Statistical analyses showed that the individuals who had prediabetes or type 2 diabetes were approximately 2-times more likely to have abnormally high levels of cortisol in their urine.

This risk association continued to be found, even after researchers normalized their data to take into account patients’ age, sex, and body mass index.

In contrast, the researchers failed to identify a link between other features of metabolic syndrome, such as high blood pressure and dyslipidemia, and excessively high levels of cortisol in the urine.
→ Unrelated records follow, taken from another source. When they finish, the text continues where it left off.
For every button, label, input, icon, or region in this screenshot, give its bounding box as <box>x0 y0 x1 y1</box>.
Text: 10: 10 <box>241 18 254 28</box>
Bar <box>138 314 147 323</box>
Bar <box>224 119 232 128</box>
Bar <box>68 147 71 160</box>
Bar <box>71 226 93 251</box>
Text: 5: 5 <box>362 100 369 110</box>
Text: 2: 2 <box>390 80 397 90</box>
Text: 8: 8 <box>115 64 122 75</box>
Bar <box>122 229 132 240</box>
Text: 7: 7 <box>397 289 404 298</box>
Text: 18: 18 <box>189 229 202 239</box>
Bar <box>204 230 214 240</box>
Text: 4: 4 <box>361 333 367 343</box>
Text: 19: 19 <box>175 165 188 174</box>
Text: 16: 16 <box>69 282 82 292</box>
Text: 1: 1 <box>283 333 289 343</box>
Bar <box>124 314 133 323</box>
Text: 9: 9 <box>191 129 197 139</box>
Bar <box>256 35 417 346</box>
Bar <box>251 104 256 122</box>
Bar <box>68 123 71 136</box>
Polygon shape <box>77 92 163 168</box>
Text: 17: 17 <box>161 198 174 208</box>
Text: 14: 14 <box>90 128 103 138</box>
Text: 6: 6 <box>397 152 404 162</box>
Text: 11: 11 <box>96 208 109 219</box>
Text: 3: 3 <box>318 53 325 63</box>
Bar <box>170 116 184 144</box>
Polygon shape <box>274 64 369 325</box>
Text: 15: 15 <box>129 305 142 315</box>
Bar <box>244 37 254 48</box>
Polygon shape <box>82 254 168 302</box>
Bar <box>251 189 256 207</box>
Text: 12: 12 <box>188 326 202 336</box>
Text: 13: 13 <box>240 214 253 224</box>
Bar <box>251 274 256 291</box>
Importantly, they also found that individuals who did not have either prediabetes or type 2 diabetes, but who already had early signs of insulin resistance, were 2.84-times more likely to have high levels of cortisol in the urine.

“In obese patients, hypercortisolism was more frequent across the entire spectrum of altered glucose homeostasis [blood sugar metabolism] including the very early stages,” the researchers wrote, adding that “this relation could not be detected for the other criteria of the MS [metabolic syndrome].”
According to researchers, these findings suggest that the excessive activity of signaling pathways leading to the production of cortisol is reflected by alterations in blood sugar metabolism, which can range from minor alterations to type 2 diabetes.